Un Giro del Destino: Cómo Todo Cambió con el Salpicar de un Charco

Un suceso que lo cambió todo: cómo el destino llegó entre salpicones de un charco

En la cocina, con una taza de té y un trozo de pastel de chocolate, Lucía y su abuela Dolores disfrutaban de una tarde tranquila. Un cumpleaños de setenta y cinco años no es poca cosa: el bullicioso banquete familiar había terminado, los invitados se habían ido, y aquel momento íntimo entre las dos era el más especial.

—Abuela, dices que los hombres se enamoran por los ojos… — comenzó Lucía, bajando la mirada—. Entonces, dime, ¿qué pasa conmigo?

—No te falta nada, cariño —respondió Dolores con firmeza—. Eres inteligente, hermosa, amable… ¿Qué más quieren?

—Entonces, ¿por qué estoy sola? Ya tengo veinticinco, abuela… Mis amigas tienen familias, hijos, y yo… como si estuviera atascada.

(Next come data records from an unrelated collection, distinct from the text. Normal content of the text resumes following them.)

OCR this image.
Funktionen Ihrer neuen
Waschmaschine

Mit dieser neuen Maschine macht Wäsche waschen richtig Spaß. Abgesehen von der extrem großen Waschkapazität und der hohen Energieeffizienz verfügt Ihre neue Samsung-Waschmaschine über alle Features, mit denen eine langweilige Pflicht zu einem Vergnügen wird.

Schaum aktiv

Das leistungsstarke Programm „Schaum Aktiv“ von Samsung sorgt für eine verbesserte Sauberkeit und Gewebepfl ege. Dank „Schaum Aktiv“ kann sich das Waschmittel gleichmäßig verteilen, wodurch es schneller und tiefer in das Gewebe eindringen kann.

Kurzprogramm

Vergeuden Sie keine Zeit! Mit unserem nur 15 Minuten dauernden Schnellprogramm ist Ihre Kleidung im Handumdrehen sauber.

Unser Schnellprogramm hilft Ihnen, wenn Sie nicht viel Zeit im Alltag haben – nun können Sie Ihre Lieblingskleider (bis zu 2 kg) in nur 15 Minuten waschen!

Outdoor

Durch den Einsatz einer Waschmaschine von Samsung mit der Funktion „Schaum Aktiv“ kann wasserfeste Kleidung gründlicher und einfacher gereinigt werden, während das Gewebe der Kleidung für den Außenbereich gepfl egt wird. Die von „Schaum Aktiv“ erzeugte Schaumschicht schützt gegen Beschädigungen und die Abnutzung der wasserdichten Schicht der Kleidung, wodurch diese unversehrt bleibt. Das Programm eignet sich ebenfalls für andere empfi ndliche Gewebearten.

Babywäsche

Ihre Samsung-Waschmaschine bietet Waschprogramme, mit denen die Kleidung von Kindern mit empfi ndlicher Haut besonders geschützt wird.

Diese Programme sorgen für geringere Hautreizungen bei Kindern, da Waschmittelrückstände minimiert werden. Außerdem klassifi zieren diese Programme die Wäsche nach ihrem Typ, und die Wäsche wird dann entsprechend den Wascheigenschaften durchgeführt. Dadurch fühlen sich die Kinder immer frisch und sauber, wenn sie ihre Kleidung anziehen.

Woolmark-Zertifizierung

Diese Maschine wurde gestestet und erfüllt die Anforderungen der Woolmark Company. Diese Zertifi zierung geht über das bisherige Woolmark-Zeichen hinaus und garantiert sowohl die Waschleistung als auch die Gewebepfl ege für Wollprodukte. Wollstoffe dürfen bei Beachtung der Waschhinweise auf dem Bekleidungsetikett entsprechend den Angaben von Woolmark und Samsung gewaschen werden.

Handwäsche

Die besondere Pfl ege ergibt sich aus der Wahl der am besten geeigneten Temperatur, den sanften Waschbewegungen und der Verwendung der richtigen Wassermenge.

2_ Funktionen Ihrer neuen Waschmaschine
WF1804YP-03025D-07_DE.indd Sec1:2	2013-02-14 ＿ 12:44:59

—Simplemente no has encontrado a la persona adecuada, eso es todo —sonrió la abuela con calidez—. Pero recuerdo que hubo alguien… ¿cómo se llamaba? ¿Javier?

—Sí, hubo alguien —asintió Lucía—. Hasta que resultó estar casado. Se fue tan silenciosamente como llegó.

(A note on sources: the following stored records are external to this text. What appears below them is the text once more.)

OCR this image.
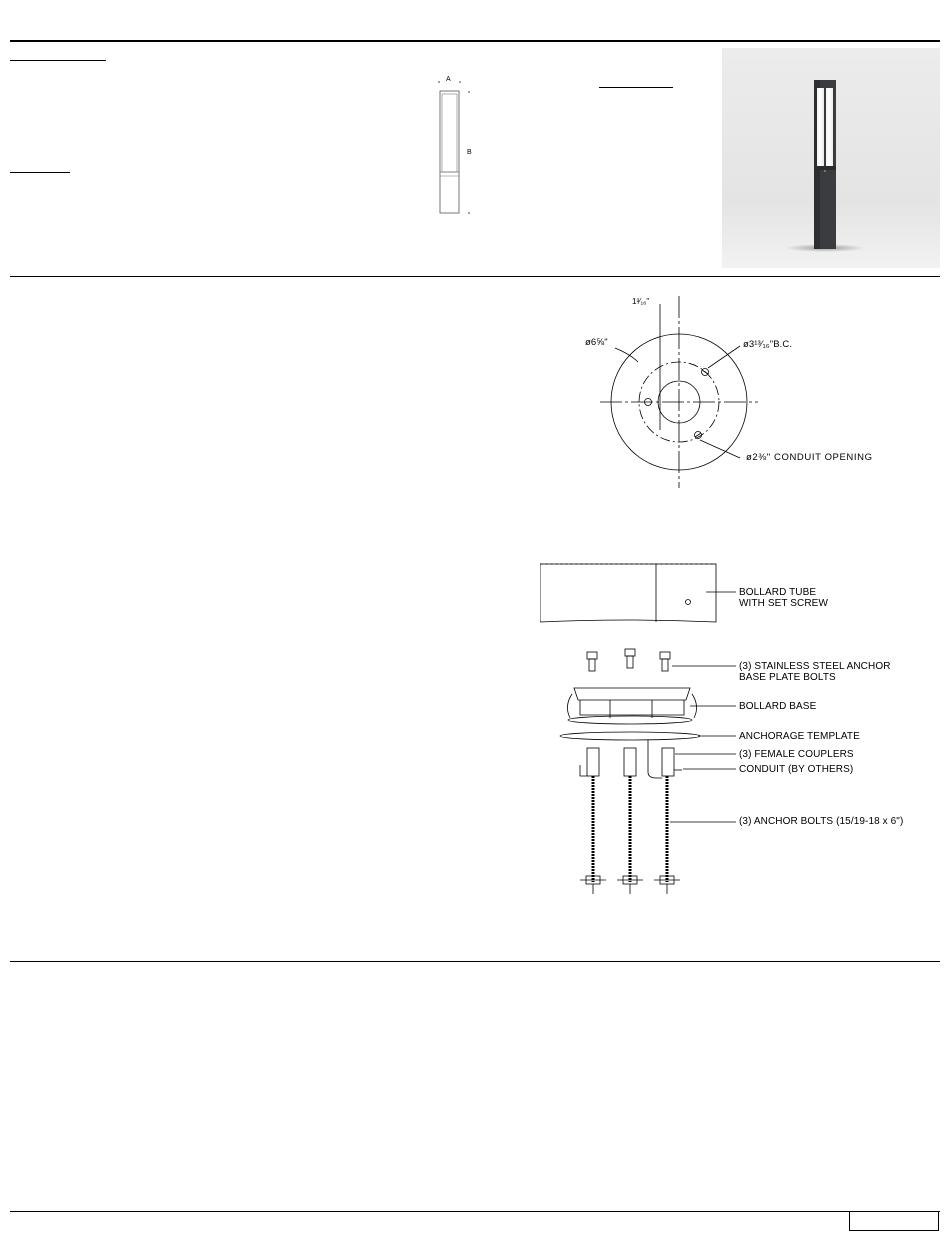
A
B
1³⁄₁₆"
ø6⅝"	ø3¹³⁄₁₆"B.C.
ø2⅜" CONDUIT OPENING
BOLLARD TUBE
WITH SET SCREW
(3) STAINLESS STEEL ANCHOR
BASE PLATE BOLTS
BOLLARD BASE
ANCHORAGE TEMPLATE
(3) FEMALE COUPLERS
CONDUIT (BY OTHERS)
(3) ANCHOR BOLTS (15/19-18 x 6")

—Hiciste bien en echarlo —refunfuñó la abuela, arrugando una servilleta entre sus dedos—. Los casados no traen amor, solo dolor. Pero tu felicidad te encontrará, ya lo verás.

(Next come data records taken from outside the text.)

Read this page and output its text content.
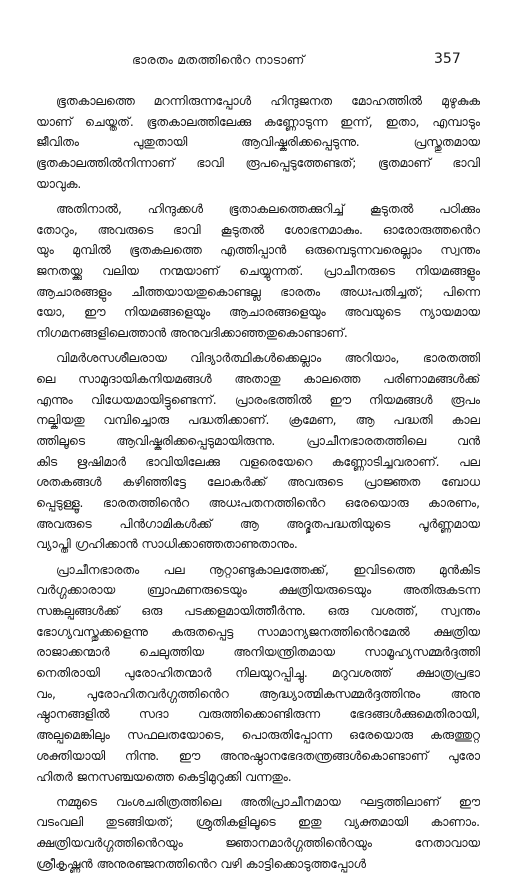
ഭാരതം മതത്തിൻെറ നാടാണ്	357
ഭൂതകാലത്തെ മറന്നിരുന്നപ്പോൾ ഹിന്ദുജനത മോഹത്തിൽ മുഴുകുക
യാണ് ചെയ്തത്. ഭൂതകാലത്തിലേക്കു കണ്ണോടുന്ന ഇന്ന്, ഇതാ, എമ്പാടും
ജീവിതം പുതുതായി ആവിഷ്കരിക്കപ്പെടുന്നു. പ്രസ്തുതമായ
ഭൂതകാലത്തിൽനിന്നാണ് ഭാവി രൂപപ്പെടുത്തേണ്ടത്; ഭൂതമാണ് ഭാവി
യാവുക.
അതിനാൽ, ഹിന്ദുക്കൾ ഭൂതാകലത്തെക്കുറിച്ച് കൂടുതൽ പഠിക്കും
തോറും, അവരുടെ ഭാവി കൂടുതൽ ശോഭനമാകും. ഓരോരുത്തൻെറ
യും മുമ്പിൽ ഭൂതകലത്തെ എത്തിപ്പാൻ ഒരുമ്പെടുന്നവരെല്ലാം സ്വന്തം
ജനതയ്ക്കു വലിയ നന്മയാണ് ചെയ്യുന്നത്. പ്രാചീനരുടെ നിയമങ്ങളും
ആചാരങ്ങളും ചീത്തയായതുകൊണ്ടല്ല ഭാരതം അധഃപതിച്ചത്; പിന്നെ
യോ, ഈ നിയമങ്ങളെയും ആചാരങ്ങളെയും അവയുടെ ന്യായമായ
നിഗമനങ്ങളിലെത്താൻ അനുവദിക്കാഞ്ഞതുകൊണ്ടാണ്.
വിമർശസശീലരായ വിദ്യാർത്ഥികൾക്കെല്ലാം അറിയാം, ഭാരതത്തി
ലെ സാമുദായികനിയമങ്ങൾ അതാതു കാലത്തെ പരിണാമങ്ങൾക്ക്
എന്നും വിധേയമായിട്ടുണ്ടെന്ന്. പ്രാരംഭത്തിൽ ഈ നിയമങ്ങൾ രൂപം
നല്കിയതു വമ്പിച്ചൊരു പദ്ധതിക്കാണ്. ക്രമേണ, ആ പദ്ധതി കാല
ത്തിലൂടെ ആവിഷ്കരിക്കപ്പെടുമായിരുന്നു. പ്രാചീനഭാരതത്തിലെ വൻ
കിട ഋഷിമാർ ഭാവിയിലേക്കു വളരെയേറെ കണ്ണോടിച്ചവരാണ്. പല
ശതകങ്ങൾ കഴിഞ്ഞിട്ടേ ലോകർക്ക് അവരുടെ പ്രാജ്ഞത ബോധ
പ്പെടുള്ളൂ. ഭാരതത്തിൻെറ അധഃപതനത്തിൻെറ ഒരേയൊരു കാരണം,
അവരുടെ പിൻഗാമികൾക്ക് ആ അദ്ഭുതപദ്ധതിയുടെ പൂർണ്ണമായ
വ്യാപ്തി ഗ്രഹിക്കാൻ സാധിക്കാഞ്ഞതാണുതാനും.
പ്രാചീനഭാരതം പല നൂറ്റാണ്ടുകാലത്തേക്ക്, ഇവിടത്തെ മുൻകിട
വർഗ്ഗക്കാരായ ബ്രാഹ്മണരുടെയും ക്ഷത്രിയരുടെയും അതിരുകടന്ന
സങ്കല്പങ്ങൾക്ക് ഒരു പടക്കളമായിത്തീർന്നു. ഒരു വശത്ത്, സ്വന്തം
ഭോഗ്യവസ്തുക്കളെന്നു കരുതപ്പെട്ട സാമാന്യജനത്തിൻെറമേൽ ക്ഷത്രിയ
രാജാക്കന്മാർ ചെലുത്തിയ അനിയന്ത്രിതമായ സാമൂഹ്യസമ്മർദ്ദത്തി
നെതിരായി പുരോഹിതന്മാർ നിലയുറപ്പിച്ചു. മറുവശത്ത് ക്ഷാത്രപ്രഭാ
വം, പുരോഹിതവർഗ്ഗത്തിൻെറ ആദ്ധ്യാത്മികസമ്മർദ്ദത്തിനും അനു
ഷ്ഠാനങ്ങളിൽ സദാ വരുത്തിക്കൊണ്ടിരുന്ന ഭേദങ്ങൾക്കുമെതിരായി,
അല്പമെങ്കിലും സഫലതയോടെ, പൊരുതിപ്പോന്ന ഒരേയൊരു കരുത്തുറ്റ
ശക്തിയായി നിന്നു. ഈ അനുഷ്ഠാനഭേദതന്ത്രങ്ങൾകൊണ്ടാണ് പുരോ
ഹിതർ ജനസഞ്ചയത്തെ കെട്ടിമുറുക്കി വന്നതും.
നമ്മുടെ വംശചരിത്രത്തിലെ അതിപ്രാചീനമായ ഘട്ടത്തിലാണ് ഈ
വടംവലി തുടങ്ങിയത്; ശ്രുതികളിലൂടെ ഇതു വ്യക്തമായി കാണാം.
ക്ഷത്രിയവർഗ്ഗത്തിൻെറയും ജ്ഞാനമാർഗ്ഗത്തിൻെറയും നേതാവായ
ശ്രീകൃഷ്ണൻ അനുരഞ്ജനത്തിൻെറ വഴി കാട്ടിക്കൊടുത്തപ്പോൾ
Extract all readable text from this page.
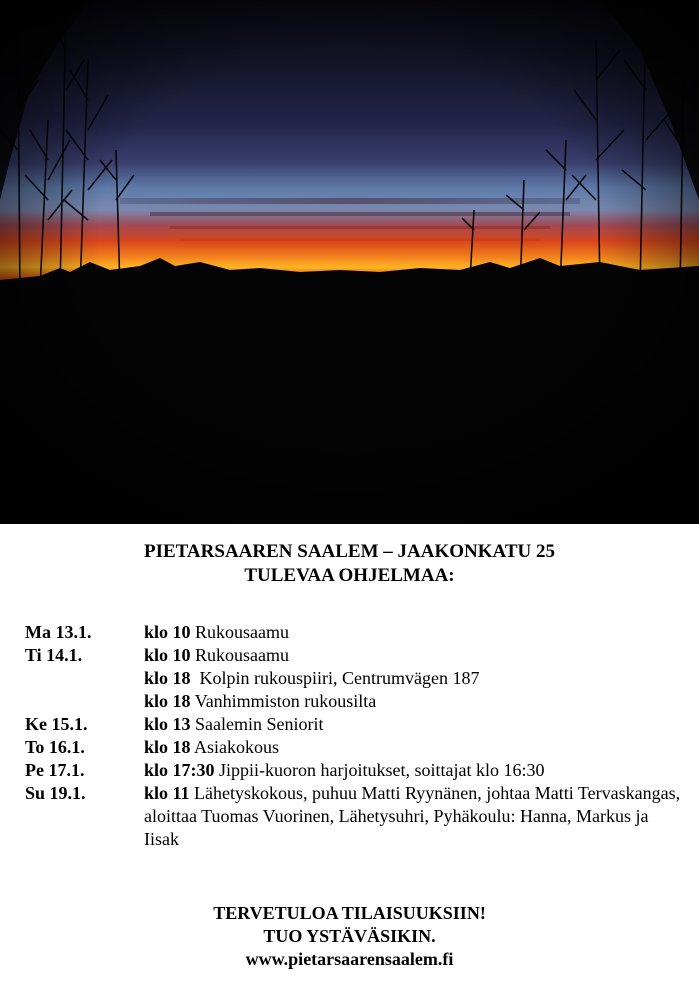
PIETARSAAREN SAALEM – JAAKONKATU 25
TULEVAA OHJELMAA:
Ma 13.1.	klo 10 Rukousaamu
Ti 14.1.	klo 10 Rukousaamu
klo 18  Kolpin rukouspiiri, Centrumvägen 187
klo 18 Vanhimmiston rukousilta
Ke 15.1.	klo 13 Saalemin Seniorit
To 16.1.	klo 18 Asiakokous
Pe 17.1.	klo 17:30 Jippii-kuoron harjoitukset, soittajat klo 16:30
Su 19.1.	klo 11 Lähetyskokous, puhuu Matti Ryynänen, johtaa Matti Tervaskangas, aloittaa Tuomas Vuorinen, Lähetysuhri, Pyhäkoulu: Hanna, Markus ja Iisak
TERVETULOA TILAISUUKSIIN!
TUO YSTÄVÄSIKIN.
www.pietarsaarensaalem.fi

Al día siguiente, la mañana amaneció fresca. Lucía iba camino al trabajo con un nuevo abrigo claro, esquivando charcos y placas de hielo. Sus pensamientos estaban lejos, hasta que una ola de agua sucia la empapó por completo.

El abrigo, ahora gris y marrón, estaba arruinado. Lucía se quedó paralizada, sintiendo las lágrimas subir.

—¡Lo siento mucho! —un hombre con un abrigo caro se acercó corriendo—. No te vi, por Dios. ¿Te he derribado?

—¡Sus disculpas no me secan! —respondió ella, temblorosa—. ¿Cómo voy a ir así a trabajar?

—Déjeme llevarla. Y de paso al tinte. Limpiaremos el abrigo, palabra. Me llamo Álvaro, por cierto.

—Lucía…

Él la ayudó a cruzar la calle, le abrió la puerta del coche y la llevó primero a la oficina y luego al tinte. El día pasó en un suspiro, pero Lucía no le había pedido su número, y ahora se preguntaba cómo volver a encontrarlo.

Al salir del trabajo, cuando ya había llamado a un taxi, escuchó:

—¡Lucía!

Era un hombre con un ramo de flores. Javier. El mismo de antes.

—¡Tenemos que hablar!

—¡No tenemos nada de qué hablar! —respondió ella con firmeza—. ¡Vuelve con tu esposa!

—No me iré así —le agarró el brazo—. Tienes que escucharme…

—¡Suéltala! —una voz firme resonó a sus espaldas.

Era Álvaro. Seguro, decidido, con mirada seria. Le colocó el abrigo, ya limpio, sobre los hombros y se enfrentó a Javier:

—Ella es mi mujer. No la toques.

—¿Qué? —Javier quedó desconcertado—. ¿Desde cuándo?

—Todo está bien, Álvaro —dijo Lucía, sonriendo—. Ni siquiera lo conozco.

Al subir al coche, susurró:

—Gracias. Me salvaste.

—Tonterías —sonrió él—. Pero al menos esperaba una cena a cambio del abrigo.

—Yo pensaba que, como mínimo, una boda —respondió Lucía.

Seis meses después, en la misma casa donde Dolores celebró su cumpleaños, la familia se reunió de nuevo, esta vez para la boda de Lucía y Álvaro.

Y solo una sonreía con complicidad en los ojos: Dolores.

—¿Ves, Lucita? —susurró a su nieta—. El destino, hasta en un charco te encuentra.